Saturday, February 16, 2013

Infinitives: To split or not to split

Infinitives are an oddity in English, as they're basically one word made up of two words, "TO + Verb", like "to go" or "to be". (In many other languages, like French and Latin, the infinitive is one word—aller is French for "to go".)

Infinitives are used to indicate purpose or intention, as in "I want to email Billy," or "To get certified, I must pass the licensing test." They can also be used as a noun to present an action as a thing ("To know me is to love me"), but we'll be talking about infinitives used as modifiers (adjectives or adverbs).

You might have heard an old grammar edict: "Don't split the infinitive." That refers to the previous forbidden tactic of inserting an adverb in the middle between the "to" and the verb. (19th Century English grammarians tended to honor Latin grammar rules, and clearly you cannot split a one-word infinitive as exists in Latin.)

As the great grammarian H.W. Fowler commented, "No other grammatical issue has so divided English speakers since the split infinitive was declared to be a solicism in the 19th century: raise the subject of English usage in any conversation today and it is sure to be mentioned." In fact, he divided the entire English-speaking population by their attitudes towards the split infinitive: "Those who don't know and don't care, those who don't know and do care, those who know and approve, those who know and condemn, and those who know and discriminate."

Let's be among those who know and discriminate!

So here's the question. I'm going to give you two famous infinitive quotations, both stately and portentous with meaning. One has the adverb BEFORE the infinitive in a way that even sticklers would approve. One cavalierly splits the infinitive to add an adverb.

Both are correct. Why? Why is each correct when one follows the "rule" and the other doesn't?

Hamlet, the Prince of Denmark:
To be or not to be, that is the question.

James T. Kirk, the Starship Captain:
To boldly go where no man has gone before.

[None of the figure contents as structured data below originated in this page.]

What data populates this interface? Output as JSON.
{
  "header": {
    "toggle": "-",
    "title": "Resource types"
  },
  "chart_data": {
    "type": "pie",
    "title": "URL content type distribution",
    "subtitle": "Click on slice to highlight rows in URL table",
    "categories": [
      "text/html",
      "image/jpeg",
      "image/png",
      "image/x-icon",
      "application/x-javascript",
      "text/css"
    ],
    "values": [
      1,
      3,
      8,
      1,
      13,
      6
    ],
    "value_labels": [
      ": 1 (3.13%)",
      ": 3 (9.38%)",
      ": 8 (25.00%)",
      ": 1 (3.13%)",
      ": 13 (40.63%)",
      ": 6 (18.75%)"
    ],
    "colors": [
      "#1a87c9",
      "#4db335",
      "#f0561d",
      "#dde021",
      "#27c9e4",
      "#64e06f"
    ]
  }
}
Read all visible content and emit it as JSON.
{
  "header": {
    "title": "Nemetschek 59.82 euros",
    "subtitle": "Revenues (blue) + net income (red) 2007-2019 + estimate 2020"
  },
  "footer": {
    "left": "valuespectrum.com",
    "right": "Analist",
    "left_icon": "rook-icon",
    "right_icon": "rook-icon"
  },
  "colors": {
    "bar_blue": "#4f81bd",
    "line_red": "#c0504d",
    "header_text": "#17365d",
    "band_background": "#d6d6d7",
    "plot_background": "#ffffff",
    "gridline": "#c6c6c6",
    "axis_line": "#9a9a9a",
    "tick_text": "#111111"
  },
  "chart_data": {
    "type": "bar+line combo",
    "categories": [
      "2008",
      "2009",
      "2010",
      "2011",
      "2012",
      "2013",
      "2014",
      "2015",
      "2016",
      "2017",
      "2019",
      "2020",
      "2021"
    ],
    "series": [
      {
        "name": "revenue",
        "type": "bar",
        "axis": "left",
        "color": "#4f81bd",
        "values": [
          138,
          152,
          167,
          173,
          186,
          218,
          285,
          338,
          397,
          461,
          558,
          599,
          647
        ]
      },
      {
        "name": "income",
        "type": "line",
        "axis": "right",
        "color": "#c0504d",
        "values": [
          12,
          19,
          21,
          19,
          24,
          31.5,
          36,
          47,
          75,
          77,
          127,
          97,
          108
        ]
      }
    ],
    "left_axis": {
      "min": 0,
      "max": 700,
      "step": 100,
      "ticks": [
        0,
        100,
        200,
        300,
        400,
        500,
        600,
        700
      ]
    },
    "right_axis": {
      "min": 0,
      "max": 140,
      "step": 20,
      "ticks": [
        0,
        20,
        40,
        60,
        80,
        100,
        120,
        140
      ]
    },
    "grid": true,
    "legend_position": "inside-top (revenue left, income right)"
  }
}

 Your turn! What is the difference? Why in the first should the adverb "not" be placed in front of the infinitive "to be", and in the second, the adverb is correctly placed right before the verb? Speculations please!

(Here is a site that discusses Fowler's philosophy:
(And here's a fun rendition of "to be or not to be"-- A two-year-old playing Hamlet. )


Wes said...

This hurts my brain. I know who Kirk is, but who is that guy from Denmark?

Wes said...

OK, I'll go first. I'm not afraid of showing my ignorance; I've done it enough on here.

Could it be that the guy from Denmark is using the infinitive as a state of being so that therefore it functions as a noun, while Kirk is using the infinitive as an action, essentially a verb?

Just guessing.

Anonymous said...

I'm puzzled. Both are used as nouns:

the question is, to be or not to be

its five year mission: to explore strange new worlds ... to boldly go"

The following would not work with the adverb in front of 'to':

"To safely avoid the rush, we'd better leave now."

"Promise to always look before you cross the street."

"To completely cook the fish, set the oven on High."

So maybe the rule should be the other way around?


Anonymous said...

It appears that adverbs that are most commonly split are adverbs of manner. I couldn't think of an instance when an adverb of time or place or degree would be used to split an infinitive (but that could be because it is my technical Monday morning, since yesterday was a holiday). To split an adverb of manner would emphasize the manner of which the verb is being done.

"To boldly go". When I read that my thoughts are on how things are being done before the action. It doesn't interrupt the flow if the prose or make me pause and read the sentence again.

"To go boldly". When I read that my thoughts are more on the action and going so that boldly is hanging there, slightly less important.

Some of my thoughts.
Anon in MS

Edittorrent said...

Anon, once we get into the function with in a sentence, everything gets confused!

I was thinking that "boldly go" is the actual phrase. That is, we can replace that with a synonym like "to venture", and it's just an infinitive. That is, the modifier modifies the verb within the infinitive, while in "not to be", the not actually modifies the entire infinitive, hence putting it first makes sense.

Edittorrent said...

Anon in MS, yes, I see what you mean. An adverb of manner usually is one which tells "how"-- how this action is performed, how this speech sounds, etc. So "She spoke boldly," or "He moved swiftly."

Why does placing the modifier at the end do? I think it says that the action (verb) is more important than the manner. What Capt. Kirk was saying, though, was the MANNER was important, so he put it first-- to BOLDLY go.